Back in February, SpaceX applied for approval to launch low-earth orbit satellites that would be able to provide broadband. Today, the FCC has granted that request and the company along with Telesat, LeoSat, and Kepler Communications will launch more than 7,000 new satellites for broadband service.
The Commission also granted SpaceX’s request to add the 37.5-42.0 GHz, and 47.2-50.2 GHz frequency bands to its previously authorized NGSO constellation. SpaceX says that its goal with this constellation of satellites is to provide constant global internet service. The project is expected to cost more than $10 billion to develop and with this approval, could be operational as soon as 2020. In order for the plan to work, SpaceX will have to launch satellites in phases and meet certain service delivery milestones.
SpaceX has filed to lower the initial deployment milestone to 16 satellites with the goal of meeting the FCC’s service requirements on time.
Satellites launched by the other providers will offer additional services.

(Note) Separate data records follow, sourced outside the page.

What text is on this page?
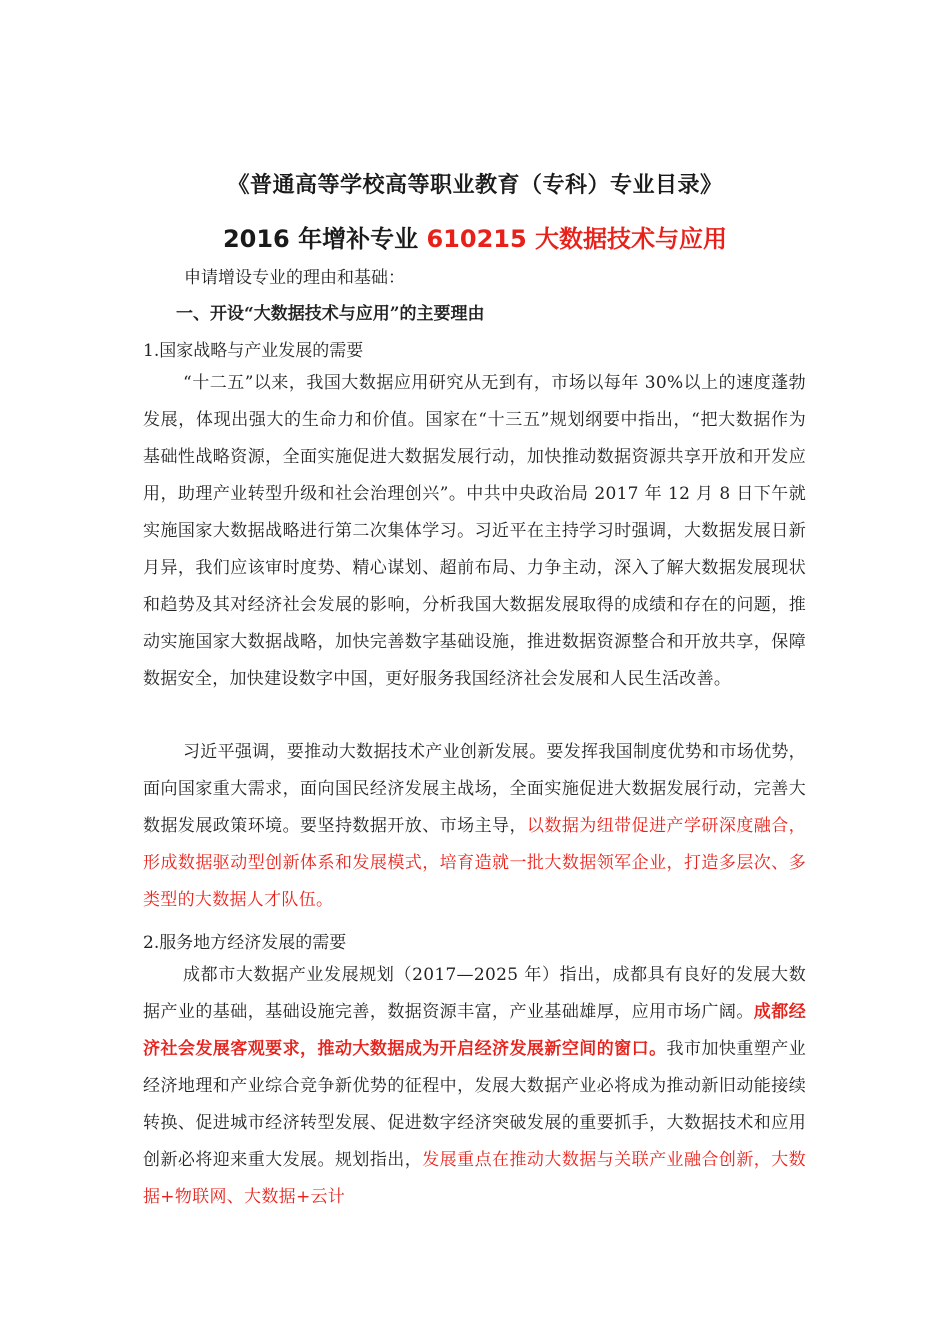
《普通高等学校高等职业教育（专科）专业目录》
2016 年增补专业 610215 大数据技术与应用

申请增设专业的理由和基础：

一、开设“大数据技术与应用”的主要理由

1.国家战略与产业发展的需要

“十二五”以来，我国大数据应用研究从无到有，市场以每年 30%以上的速度蓬勃发展，体现出强大的生命力和价值。国家在“十三五”规划纲要中指出，“把大数据作为基础性战略资源，全面实施促进大数据发展行动，加快推动数据资源共享开放和开发应用，助理产业转型升级和社会治理创兴”。中共中央政治局 2017 年 12 月 8 日下午就实施国家大数据战略进行第二次集体学习。习近平在主持学习时强调，大数据发展日新月异，我们应该审时度势、精心谋划、超前布局、力争主动，深入了解大数据发展现状和趋势及其对经济社会发展的影响，分析我国大数据发展取得的成绩和存在的问题，推动实施国家大数据战略，加快完善数字基础设施，推进数据资源整合和开放共享，保障数据安全，加快建设数字中国，更好服务我国经济社会发展和人民生活改善。

习近平强调，要推动大数据技术产业创新发展。要发挥我国制度优势和市场优势，面向国家重大需求，面向国民经济发展主战场，全面实施促进大数据发展行动，完善大数据发展政策环境。要坚持数据开放、市场主导，以数据为纽带促进产学研深度融合，形成数据驱动型创新体系和发展模式，培育造就一批大数据领军企业，打造多层次、多类型的大数据人才队伍。

2.服务地方经济发展的需要

成都市大数据产业发展规划（2017—2025 年）指出，成都具有良好的发展大数据产业的基础，基础设施完善，数据资源丰富，产业基础雄厚，应用市场广阔。成都经济社会发展客观要求，推动大数据成为开启经济发展新空间的窗口。我市加快重塑产业经济地理和产业综合竞争新优势的征程中，发展大数据产业必将成为推动新旧动能接续转换、促进城市经济转型发展、促进数字经济突破发展的重要抓手，大数据技术和应用创新必将迎来重大发展。规划指出，发展重点在推动大数据与关联产业融合创新，大数据+物联网、大数据+云计
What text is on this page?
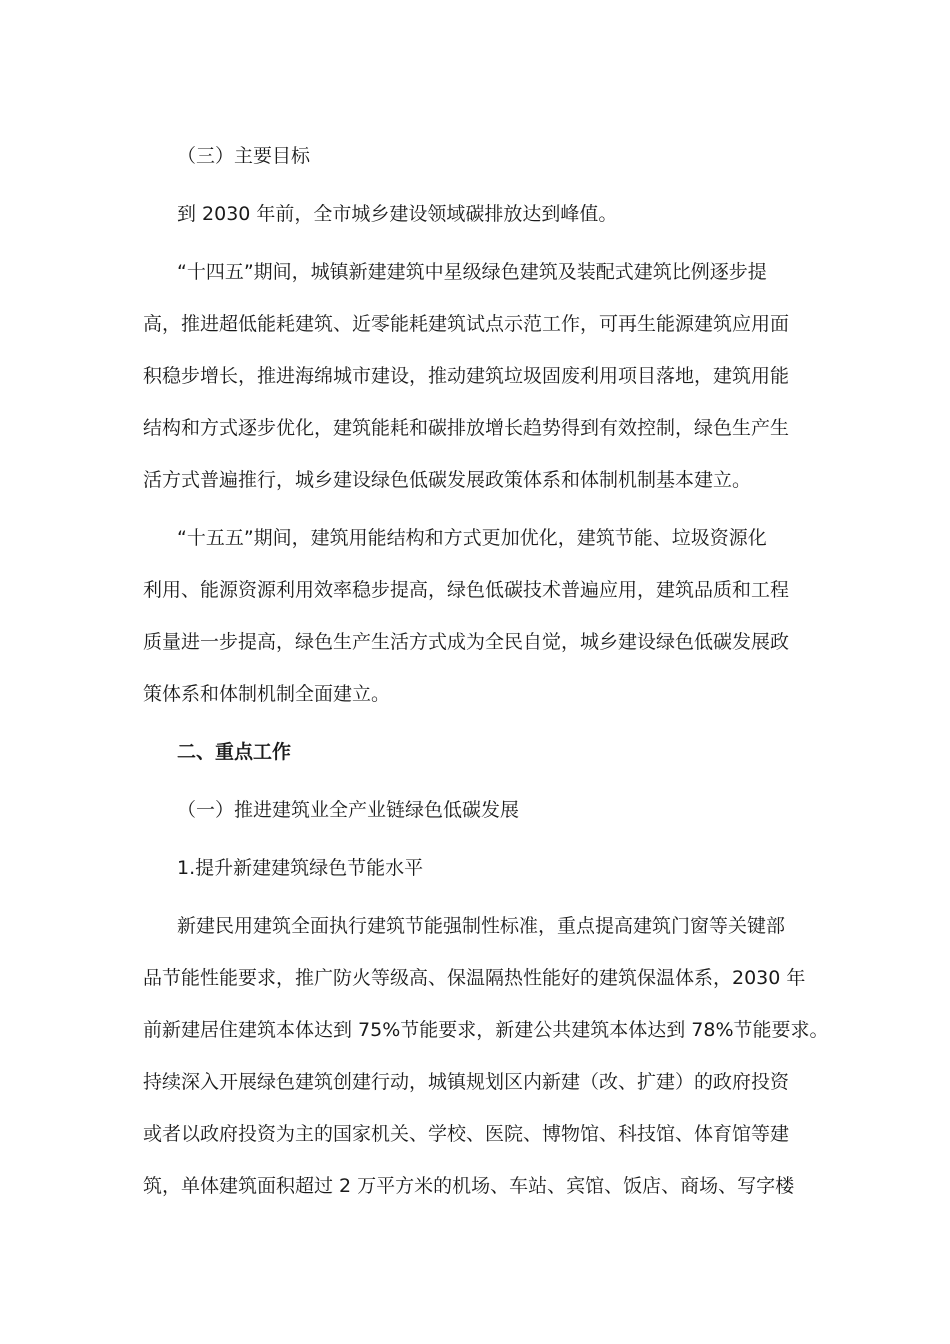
（三）主要目标
到 2030 年前，全市城乡建设领域碳排放达到峰值。
“十四五”期间，城镇新建建筑中星级绿色建筑及装配式建筑比例逐步提
高，推进超低能耗建筑、近零能耗建筑试点示范工作，可再生能源建筑应用面
积稳步增长，推进海绵城市建设，推动建筑垃圾固废利用项目落地，建筑用能
结构和方式逐步优化，建筑能耗和碳排放增长趋势得到有效控制，绿色生产生
活方式普遍推行，城乡建设绿色低碳发展政策体系和体制机制基本建立。
“十五五”期间，建筑用能结构和方式更加优化，建筑节能、垃圾资源化
利用、能源资源利用效率稳步提高，绿色低碳技术普遍应用，建筑品质和工程
质量进一步提高，绿色生产生活方式成为全民自觉，城乡建设绿色低碳发展政
策体系和体制机制全面建立。
二、重点工作
（一）推进建筑业全产业链绿色低碳发展
1.提升新建建筑绿色节能水平
新建民用建筑全面执行建筑节能强制性标准，重点提高建筑门窗等关键部
品节能性能要求，推广防火等级高、保温隔热性能好的建筑保温体系，2030 年
前新建居住建筑本体达到 75%节能要求，新建公共建筑本体达到 78%节能要求。
持续深入开展绿色建筑创建行动，城镇规划区内新建（改、扩建）的政府投资
或者以政府投资为主的国家机关、学校、医院、博物馆、科技馆、体育馆等建
筑，单体建筑面积超过 2 万平方米的机场、车站、宾馆、饭店、商场、写字楼
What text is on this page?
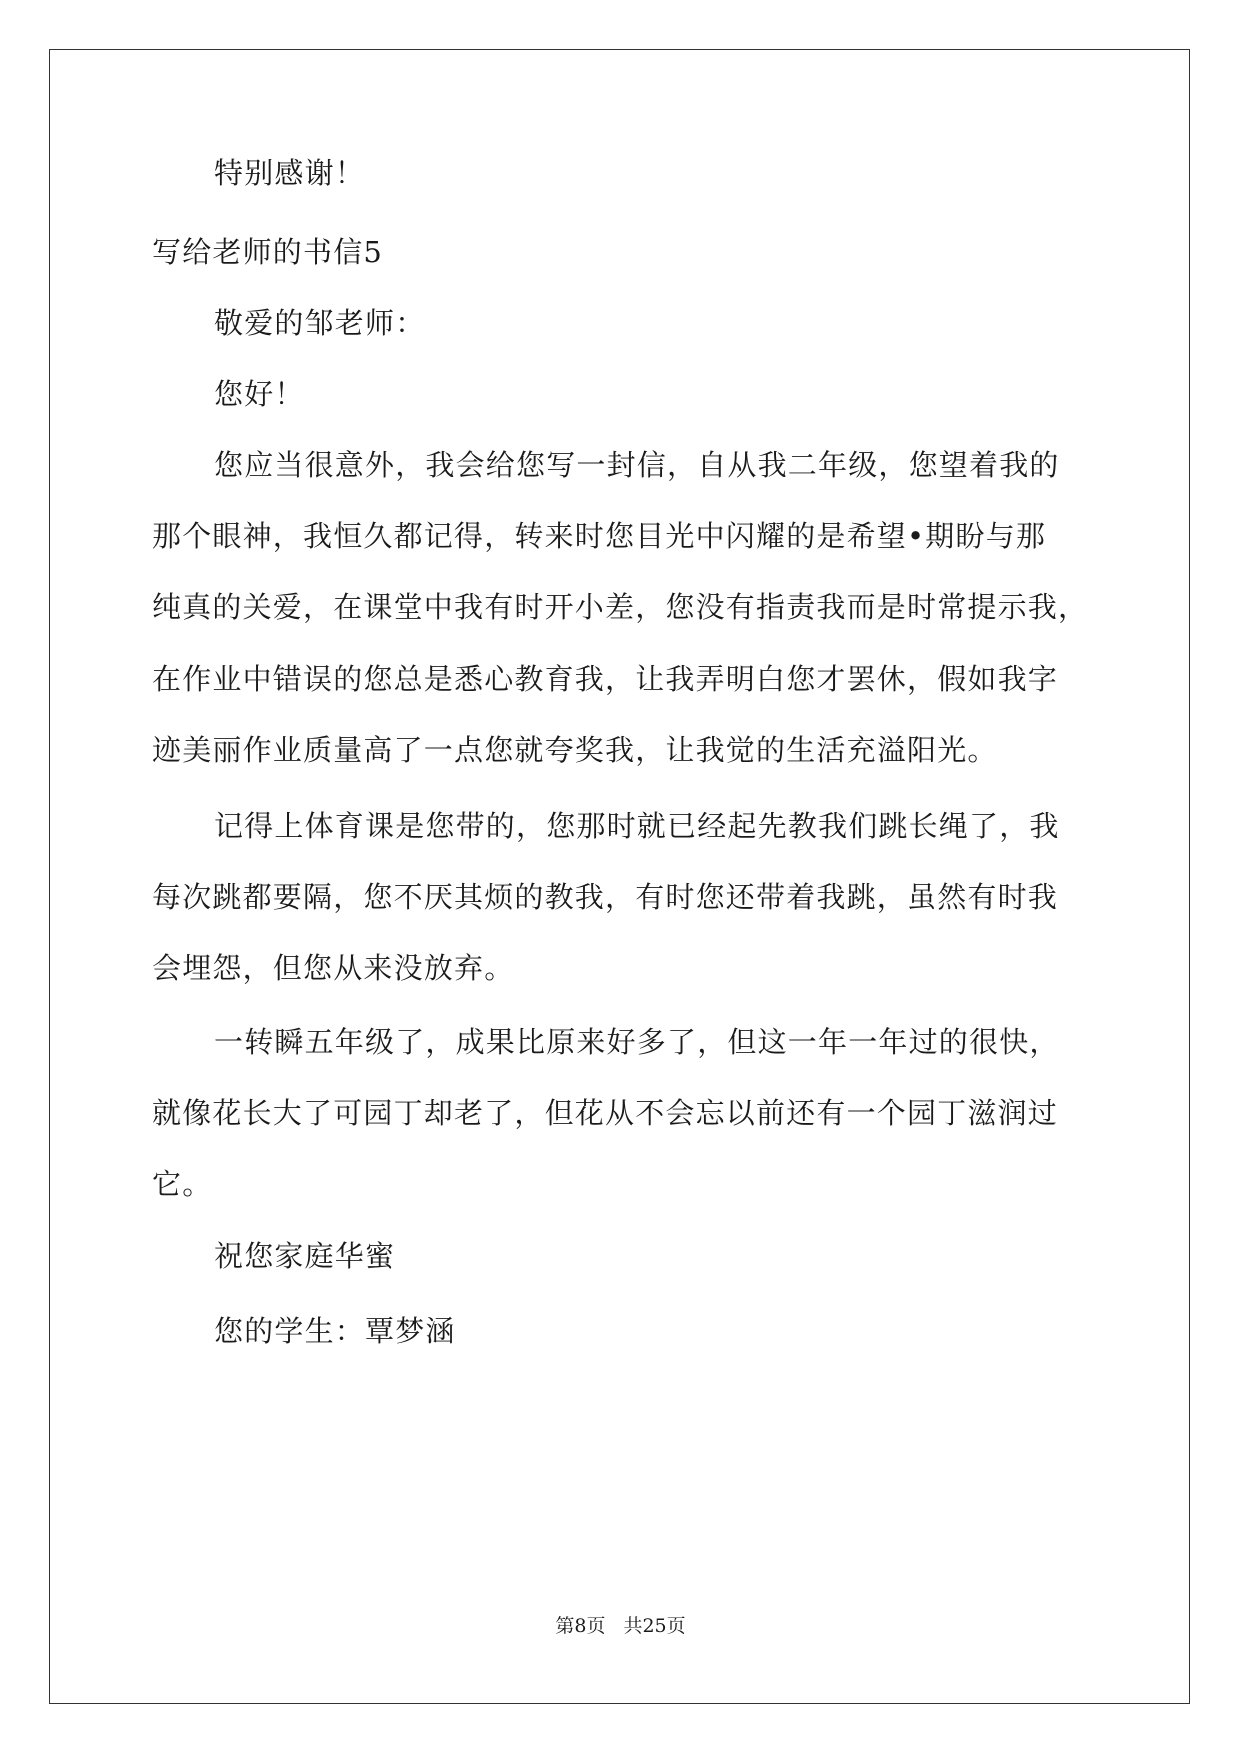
特别感谢！
写给老师的书信5
敬爱的邹老师：
您好！
您应当很意外，我会给您写一封信，自从我二年级，您望着我的
那个眼神，我恒久都记得，转来时您目光中闪耀的是希望•期盼与那
纯真的关爱，在课堂中我有时开小差，您没有指责我而是时常提示我，
在作业中错误的您总是悉心教育我，让我弄明白您才罢休，假如我字
迹美丽作业质量高了一点您就夸奖我，让我觉的生活充溢阳光。
记得上体育课是您带的，您那时就已经起先教我们跳长绳了，我
每次跳都要隔，您不厌其烦的教我，有时您还带着我跳，虽然有时我
会埋怨，但您从来没放弃。
一转瞬五年级了，成果比原来好多了，但这一年一年过的很快，
就像花长大了可园丁却老了，但花从不会忘以前还有一个园丁滋润过
它。
祝您家庭华蜜
您的学生：覃梦涵
第8页 共25页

Kepler’s satellites which are licensed in Canada will provide global connectivity for the internet of things and other connected commercial devices.
LeoSat’s satellites will provide connectivity to enterprises and underserved communities. LeoSat’s proposed NGSO system consists of 78 satellites, which will operate under the ITU filings of France and a planned authorization from the Netherlands.
Alongside these approvals, The Verge notes that the FCC will also be working on additional guidelines for dealing with space debris in order to avoid collisions among satellites and with other spacecraft. Satellites will have to be taken out of orbit on a pretty short time frame – NASA estimates that if the constellation of satellites isn’t effectively pruned, the risk of space collision increases significantly. Satellites would need to be removed from orbit within five years of launch.